39. Minute: Aaron Palushaj, 2:0. Ein Konter aus dem Lehrbuch. Ambühl spielt auf Palushaj. Dieser lässt mit seinem Antritt alle stehen – und verlädt dann auch noch SCB-Goalie Karhunen.

59. Minute: Dustin Jeffrey, 2:1. Bern nimmt Goalie Karhunen raus – und trifft tatsächlich.

Der Aufreger
Eigentlich hätte Teemu Turunen nach seinem Nationalmannschafts-Wochenende mit Finnland heute sein Comeback geben sollen. Eigentlich. Turunen wurde bei der Ausreise aus Schweden positiv auf das Coronavirus getestet. Der Stürmer hat keine Symptome.

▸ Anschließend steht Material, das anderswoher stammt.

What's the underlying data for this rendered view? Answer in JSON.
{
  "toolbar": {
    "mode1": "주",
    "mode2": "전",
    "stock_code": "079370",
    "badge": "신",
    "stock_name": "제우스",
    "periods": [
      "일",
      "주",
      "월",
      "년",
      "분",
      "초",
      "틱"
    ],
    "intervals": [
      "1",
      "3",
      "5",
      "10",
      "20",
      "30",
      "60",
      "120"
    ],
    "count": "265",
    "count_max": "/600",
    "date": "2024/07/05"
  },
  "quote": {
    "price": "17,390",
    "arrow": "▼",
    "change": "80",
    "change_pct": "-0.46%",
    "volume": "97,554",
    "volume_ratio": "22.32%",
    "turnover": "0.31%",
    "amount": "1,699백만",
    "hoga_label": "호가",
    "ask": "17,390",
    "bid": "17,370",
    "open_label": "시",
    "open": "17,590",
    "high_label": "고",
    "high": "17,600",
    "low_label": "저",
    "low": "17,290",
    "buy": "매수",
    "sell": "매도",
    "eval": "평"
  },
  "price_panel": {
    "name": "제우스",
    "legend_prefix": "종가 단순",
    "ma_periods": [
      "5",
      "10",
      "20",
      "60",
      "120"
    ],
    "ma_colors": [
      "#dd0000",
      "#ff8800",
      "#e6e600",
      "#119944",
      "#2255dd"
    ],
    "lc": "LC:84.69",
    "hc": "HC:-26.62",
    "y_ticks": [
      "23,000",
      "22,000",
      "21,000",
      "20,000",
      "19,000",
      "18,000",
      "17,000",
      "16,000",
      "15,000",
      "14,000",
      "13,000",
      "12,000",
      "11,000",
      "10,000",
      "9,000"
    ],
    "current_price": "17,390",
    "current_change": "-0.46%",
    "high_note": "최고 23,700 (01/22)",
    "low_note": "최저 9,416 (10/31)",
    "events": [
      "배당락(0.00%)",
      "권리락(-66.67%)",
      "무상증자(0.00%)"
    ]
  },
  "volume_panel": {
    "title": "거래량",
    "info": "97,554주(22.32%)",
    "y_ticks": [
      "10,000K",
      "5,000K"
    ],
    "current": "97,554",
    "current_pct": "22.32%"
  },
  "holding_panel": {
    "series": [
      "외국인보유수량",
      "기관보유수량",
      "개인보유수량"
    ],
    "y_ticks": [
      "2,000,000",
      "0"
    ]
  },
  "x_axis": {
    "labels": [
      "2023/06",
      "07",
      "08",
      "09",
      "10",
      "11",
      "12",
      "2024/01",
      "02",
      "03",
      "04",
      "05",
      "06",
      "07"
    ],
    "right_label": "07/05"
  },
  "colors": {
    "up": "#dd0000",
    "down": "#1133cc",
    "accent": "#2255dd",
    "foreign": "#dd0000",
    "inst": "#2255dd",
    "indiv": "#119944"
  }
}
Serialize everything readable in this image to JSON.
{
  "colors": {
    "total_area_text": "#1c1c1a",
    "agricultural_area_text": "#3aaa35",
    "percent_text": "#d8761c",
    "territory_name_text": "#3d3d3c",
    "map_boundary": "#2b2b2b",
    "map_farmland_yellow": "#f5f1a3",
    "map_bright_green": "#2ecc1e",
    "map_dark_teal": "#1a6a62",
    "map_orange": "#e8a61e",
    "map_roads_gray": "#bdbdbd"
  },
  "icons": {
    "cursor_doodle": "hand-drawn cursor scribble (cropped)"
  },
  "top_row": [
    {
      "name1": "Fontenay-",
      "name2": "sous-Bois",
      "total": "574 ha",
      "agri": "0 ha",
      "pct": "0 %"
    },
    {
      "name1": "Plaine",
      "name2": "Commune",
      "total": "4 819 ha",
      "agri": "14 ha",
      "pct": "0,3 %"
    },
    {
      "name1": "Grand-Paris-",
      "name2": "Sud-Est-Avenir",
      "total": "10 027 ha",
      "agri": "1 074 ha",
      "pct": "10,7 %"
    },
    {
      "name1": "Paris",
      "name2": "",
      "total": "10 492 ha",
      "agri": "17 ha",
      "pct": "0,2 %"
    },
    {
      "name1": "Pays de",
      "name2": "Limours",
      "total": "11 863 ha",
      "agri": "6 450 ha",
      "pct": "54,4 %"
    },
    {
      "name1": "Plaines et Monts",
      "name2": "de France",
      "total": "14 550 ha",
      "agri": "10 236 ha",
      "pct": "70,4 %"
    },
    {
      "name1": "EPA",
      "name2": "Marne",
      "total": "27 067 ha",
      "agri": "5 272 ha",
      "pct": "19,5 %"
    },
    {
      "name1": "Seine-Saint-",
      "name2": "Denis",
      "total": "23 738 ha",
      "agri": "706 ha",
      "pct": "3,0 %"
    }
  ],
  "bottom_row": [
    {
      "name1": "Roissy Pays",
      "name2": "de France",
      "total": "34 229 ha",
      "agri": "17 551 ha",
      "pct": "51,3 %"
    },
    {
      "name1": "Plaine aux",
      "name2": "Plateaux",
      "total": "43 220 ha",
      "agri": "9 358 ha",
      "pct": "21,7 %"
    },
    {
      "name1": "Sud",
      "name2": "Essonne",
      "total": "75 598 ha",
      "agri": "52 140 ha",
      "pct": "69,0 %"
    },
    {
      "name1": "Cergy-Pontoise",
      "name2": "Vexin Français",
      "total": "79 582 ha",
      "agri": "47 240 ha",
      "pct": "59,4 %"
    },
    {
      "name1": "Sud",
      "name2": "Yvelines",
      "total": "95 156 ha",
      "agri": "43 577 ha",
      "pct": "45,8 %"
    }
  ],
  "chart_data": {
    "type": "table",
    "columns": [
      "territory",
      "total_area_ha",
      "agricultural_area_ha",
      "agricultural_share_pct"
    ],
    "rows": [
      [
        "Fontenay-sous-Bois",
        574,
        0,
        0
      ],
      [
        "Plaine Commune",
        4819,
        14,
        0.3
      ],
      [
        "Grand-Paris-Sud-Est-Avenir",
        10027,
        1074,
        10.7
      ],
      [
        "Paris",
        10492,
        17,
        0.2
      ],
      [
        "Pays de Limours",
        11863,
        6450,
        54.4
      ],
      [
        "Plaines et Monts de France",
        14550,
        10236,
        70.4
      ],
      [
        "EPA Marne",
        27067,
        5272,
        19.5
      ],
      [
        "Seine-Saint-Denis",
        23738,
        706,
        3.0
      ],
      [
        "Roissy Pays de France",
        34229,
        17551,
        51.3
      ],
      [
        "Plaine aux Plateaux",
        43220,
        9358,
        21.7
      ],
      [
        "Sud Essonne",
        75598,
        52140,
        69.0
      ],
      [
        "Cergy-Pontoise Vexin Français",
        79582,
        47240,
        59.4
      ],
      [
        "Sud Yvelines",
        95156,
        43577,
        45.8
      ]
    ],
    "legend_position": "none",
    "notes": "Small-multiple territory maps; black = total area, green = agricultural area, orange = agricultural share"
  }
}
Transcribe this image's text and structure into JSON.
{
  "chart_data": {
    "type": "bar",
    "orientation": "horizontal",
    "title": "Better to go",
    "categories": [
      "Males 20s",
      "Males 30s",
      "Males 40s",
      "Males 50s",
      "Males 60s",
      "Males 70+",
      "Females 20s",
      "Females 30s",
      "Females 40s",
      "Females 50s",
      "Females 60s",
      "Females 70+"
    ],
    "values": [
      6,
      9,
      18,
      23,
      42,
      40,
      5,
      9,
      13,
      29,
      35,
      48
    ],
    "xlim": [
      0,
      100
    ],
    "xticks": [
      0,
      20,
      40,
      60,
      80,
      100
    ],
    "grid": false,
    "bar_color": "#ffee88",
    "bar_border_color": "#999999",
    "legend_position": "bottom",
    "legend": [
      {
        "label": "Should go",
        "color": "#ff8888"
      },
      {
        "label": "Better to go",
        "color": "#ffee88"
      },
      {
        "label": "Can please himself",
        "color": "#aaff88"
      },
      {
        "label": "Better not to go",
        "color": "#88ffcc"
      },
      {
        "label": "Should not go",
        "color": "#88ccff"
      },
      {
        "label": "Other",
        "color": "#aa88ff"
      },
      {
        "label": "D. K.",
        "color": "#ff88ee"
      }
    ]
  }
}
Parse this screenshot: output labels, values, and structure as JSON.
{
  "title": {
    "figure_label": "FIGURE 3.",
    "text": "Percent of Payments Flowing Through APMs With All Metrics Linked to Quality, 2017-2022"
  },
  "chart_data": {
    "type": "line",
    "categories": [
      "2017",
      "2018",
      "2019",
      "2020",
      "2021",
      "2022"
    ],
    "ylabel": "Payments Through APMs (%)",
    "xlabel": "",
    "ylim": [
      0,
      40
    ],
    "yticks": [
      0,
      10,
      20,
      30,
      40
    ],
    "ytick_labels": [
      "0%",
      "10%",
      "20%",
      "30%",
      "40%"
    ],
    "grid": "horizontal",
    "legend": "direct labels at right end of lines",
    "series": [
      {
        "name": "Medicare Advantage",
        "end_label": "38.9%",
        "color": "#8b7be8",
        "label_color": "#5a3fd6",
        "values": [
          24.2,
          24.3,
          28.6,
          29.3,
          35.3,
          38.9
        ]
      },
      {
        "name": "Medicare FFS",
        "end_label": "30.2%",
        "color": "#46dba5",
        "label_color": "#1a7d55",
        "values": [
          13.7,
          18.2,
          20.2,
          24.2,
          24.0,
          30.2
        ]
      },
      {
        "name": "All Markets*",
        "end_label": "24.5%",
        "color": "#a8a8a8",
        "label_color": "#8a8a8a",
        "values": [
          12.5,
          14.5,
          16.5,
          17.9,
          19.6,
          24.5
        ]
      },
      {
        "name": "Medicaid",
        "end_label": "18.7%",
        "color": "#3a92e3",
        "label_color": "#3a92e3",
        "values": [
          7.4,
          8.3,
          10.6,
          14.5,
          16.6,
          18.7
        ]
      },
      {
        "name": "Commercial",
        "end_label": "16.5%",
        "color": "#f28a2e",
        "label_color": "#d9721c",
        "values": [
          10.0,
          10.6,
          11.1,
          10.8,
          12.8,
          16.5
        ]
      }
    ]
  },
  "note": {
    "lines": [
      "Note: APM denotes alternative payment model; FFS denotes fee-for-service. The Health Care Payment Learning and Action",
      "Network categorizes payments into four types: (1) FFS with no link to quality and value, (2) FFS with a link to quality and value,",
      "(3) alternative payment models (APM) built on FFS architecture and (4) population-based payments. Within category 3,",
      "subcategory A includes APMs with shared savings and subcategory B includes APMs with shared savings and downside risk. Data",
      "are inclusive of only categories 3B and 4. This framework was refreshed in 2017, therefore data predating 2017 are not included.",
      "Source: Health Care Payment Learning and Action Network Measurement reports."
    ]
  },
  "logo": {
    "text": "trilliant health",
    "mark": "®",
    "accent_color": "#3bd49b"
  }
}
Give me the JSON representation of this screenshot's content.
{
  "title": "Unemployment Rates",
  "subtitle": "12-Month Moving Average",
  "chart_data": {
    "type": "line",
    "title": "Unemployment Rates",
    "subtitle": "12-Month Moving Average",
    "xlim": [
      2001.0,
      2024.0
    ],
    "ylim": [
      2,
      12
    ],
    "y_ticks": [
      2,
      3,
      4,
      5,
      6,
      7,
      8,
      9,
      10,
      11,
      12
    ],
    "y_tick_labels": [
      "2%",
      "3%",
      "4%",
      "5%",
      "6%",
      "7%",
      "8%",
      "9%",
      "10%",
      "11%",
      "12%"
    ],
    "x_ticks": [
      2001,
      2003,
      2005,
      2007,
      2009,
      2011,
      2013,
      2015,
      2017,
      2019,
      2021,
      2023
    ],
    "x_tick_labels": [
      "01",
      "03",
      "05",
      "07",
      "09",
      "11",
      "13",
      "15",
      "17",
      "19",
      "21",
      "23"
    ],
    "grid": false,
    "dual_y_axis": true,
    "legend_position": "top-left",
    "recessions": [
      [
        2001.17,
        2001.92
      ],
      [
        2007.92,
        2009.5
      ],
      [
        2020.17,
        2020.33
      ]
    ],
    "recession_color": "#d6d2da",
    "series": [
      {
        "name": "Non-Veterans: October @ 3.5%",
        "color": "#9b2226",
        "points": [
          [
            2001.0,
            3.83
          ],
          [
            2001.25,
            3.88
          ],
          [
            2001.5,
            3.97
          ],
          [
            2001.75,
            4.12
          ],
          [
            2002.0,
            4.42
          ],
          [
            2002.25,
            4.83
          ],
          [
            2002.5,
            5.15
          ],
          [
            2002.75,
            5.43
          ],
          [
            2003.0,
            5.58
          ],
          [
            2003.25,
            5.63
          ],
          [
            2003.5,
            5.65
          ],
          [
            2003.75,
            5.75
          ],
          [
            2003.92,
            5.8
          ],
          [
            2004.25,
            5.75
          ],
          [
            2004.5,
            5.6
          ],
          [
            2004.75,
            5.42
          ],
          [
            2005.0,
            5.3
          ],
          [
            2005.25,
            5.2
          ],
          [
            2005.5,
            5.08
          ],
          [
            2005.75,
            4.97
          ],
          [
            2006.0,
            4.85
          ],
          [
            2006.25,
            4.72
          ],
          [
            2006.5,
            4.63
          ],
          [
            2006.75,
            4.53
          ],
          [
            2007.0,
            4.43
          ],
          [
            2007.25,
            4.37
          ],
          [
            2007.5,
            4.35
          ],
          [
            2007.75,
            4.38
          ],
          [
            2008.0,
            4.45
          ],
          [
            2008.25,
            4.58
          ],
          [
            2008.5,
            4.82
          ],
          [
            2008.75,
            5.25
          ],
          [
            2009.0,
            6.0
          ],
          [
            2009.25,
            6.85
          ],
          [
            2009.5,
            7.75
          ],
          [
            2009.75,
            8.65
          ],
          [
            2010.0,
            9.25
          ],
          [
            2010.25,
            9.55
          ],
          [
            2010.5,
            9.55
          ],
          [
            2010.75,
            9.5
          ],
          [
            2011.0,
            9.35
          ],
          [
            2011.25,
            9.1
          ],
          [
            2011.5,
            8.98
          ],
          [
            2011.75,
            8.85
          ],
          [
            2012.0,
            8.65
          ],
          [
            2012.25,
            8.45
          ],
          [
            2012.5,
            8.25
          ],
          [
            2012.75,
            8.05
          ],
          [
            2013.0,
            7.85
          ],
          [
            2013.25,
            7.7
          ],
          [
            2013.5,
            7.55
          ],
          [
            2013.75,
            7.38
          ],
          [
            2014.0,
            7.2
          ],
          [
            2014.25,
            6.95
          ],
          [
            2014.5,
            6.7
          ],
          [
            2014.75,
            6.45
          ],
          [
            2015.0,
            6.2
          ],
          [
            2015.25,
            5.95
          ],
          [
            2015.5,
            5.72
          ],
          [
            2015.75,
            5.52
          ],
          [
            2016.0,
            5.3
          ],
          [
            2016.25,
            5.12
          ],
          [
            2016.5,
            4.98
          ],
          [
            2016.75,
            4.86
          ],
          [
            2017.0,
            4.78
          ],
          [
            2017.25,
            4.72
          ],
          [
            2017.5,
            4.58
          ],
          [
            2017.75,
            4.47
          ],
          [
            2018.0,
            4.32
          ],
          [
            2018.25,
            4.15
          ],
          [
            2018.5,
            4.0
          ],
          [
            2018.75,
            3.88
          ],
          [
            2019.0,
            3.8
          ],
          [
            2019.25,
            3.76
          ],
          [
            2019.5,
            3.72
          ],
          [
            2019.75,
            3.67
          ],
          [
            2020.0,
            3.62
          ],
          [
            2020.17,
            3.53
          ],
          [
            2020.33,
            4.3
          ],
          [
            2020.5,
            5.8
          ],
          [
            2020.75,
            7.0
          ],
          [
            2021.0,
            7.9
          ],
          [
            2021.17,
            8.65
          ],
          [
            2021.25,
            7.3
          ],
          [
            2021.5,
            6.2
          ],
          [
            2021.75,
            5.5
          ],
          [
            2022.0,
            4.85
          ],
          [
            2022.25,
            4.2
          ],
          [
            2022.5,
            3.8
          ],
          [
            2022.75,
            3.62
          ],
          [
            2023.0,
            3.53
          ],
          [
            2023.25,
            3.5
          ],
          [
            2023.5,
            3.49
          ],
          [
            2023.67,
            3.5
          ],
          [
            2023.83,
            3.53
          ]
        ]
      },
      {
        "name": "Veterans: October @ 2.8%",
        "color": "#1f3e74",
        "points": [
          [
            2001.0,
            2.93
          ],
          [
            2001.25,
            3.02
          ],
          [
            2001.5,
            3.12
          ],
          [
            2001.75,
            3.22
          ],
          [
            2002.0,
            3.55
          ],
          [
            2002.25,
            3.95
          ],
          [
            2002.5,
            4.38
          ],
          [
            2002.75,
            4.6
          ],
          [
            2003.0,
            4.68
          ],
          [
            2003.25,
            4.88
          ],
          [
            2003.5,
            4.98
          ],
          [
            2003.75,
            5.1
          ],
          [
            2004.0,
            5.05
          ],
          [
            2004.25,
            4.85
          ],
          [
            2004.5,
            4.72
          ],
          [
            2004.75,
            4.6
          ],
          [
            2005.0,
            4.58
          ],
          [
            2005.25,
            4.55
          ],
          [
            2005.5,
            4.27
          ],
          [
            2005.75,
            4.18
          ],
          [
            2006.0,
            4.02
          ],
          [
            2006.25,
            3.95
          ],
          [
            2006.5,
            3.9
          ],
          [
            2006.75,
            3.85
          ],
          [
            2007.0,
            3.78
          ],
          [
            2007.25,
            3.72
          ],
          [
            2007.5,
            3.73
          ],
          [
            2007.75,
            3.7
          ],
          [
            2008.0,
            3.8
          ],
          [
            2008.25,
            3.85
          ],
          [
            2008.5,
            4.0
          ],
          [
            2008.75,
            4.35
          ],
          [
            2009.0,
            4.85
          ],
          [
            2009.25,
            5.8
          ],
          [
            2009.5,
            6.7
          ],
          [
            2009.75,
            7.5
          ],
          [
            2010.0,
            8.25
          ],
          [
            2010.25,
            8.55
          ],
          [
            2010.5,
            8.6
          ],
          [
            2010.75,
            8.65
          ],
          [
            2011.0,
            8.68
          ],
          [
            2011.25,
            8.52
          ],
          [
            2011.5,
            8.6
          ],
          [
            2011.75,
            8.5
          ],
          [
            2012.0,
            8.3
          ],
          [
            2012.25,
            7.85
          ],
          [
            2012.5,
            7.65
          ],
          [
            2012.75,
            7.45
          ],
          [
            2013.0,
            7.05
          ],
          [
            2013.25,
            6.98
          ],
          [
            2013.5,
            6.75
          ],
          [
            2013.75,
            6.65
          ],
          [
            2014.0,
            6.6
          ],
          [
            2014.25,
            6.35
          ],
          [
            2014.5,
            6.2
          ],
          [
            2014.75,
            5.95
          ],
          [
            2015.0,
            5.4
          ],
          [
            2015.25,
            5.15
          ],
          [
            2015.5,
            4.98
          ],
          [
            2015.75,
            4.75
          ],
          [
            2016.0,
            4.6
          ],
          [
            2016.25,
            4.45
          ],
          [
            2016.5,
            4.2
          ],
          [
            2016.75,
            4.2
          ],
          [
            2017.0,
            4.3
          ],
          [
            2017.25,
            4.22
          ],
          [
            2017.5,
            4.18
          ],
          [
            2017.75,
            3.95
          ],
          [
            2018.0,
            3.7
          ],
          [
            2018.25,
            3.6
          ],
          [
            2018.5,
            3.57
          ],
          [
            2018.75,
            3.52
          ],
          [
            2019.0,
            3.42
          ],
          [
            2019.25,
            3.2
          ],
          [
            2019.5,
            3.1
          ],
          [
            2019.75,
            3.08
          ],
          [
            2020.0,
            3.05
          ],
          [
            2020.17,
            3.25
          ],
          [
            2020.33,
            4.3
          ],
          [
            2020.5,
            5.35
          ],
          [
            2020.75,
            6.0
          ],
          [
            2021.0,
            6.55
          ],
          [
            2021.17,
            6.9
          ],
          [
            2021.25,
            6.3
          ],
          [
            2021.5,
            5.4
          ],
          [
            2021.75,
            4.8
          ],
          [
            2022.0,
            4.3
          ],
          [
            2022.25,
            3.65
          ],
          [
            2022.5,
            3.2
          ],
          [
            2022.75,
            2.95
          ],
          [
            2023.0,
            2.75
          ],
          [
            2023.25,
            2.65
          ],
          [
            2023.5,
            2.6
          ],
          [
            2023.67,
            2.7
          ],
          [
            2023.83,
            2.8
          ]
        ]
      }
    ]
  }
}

Befindet sich aber bis auf Weiteres in Quarantäne.

Der Beste
Marc Wieser. Giftig. Wendig. Gefährlich. Der Stürmer steht sinnbildlich für die Verwandlung des HCD. Legt das 1:0 von Guerra auf.

Der Schlechteste
Es gibt Abende, an denen man keinen "Schlechtesten" küren muss – zum Beispiel nach diesem 2:0 in Bern.

Ausblick
Nach dem Berner Wochenende gehts zurück nach Hause. Gleich sechs Heimspiele in Folge warten auf den HCD. Das erste: Am Mittwoch gegen Ambri.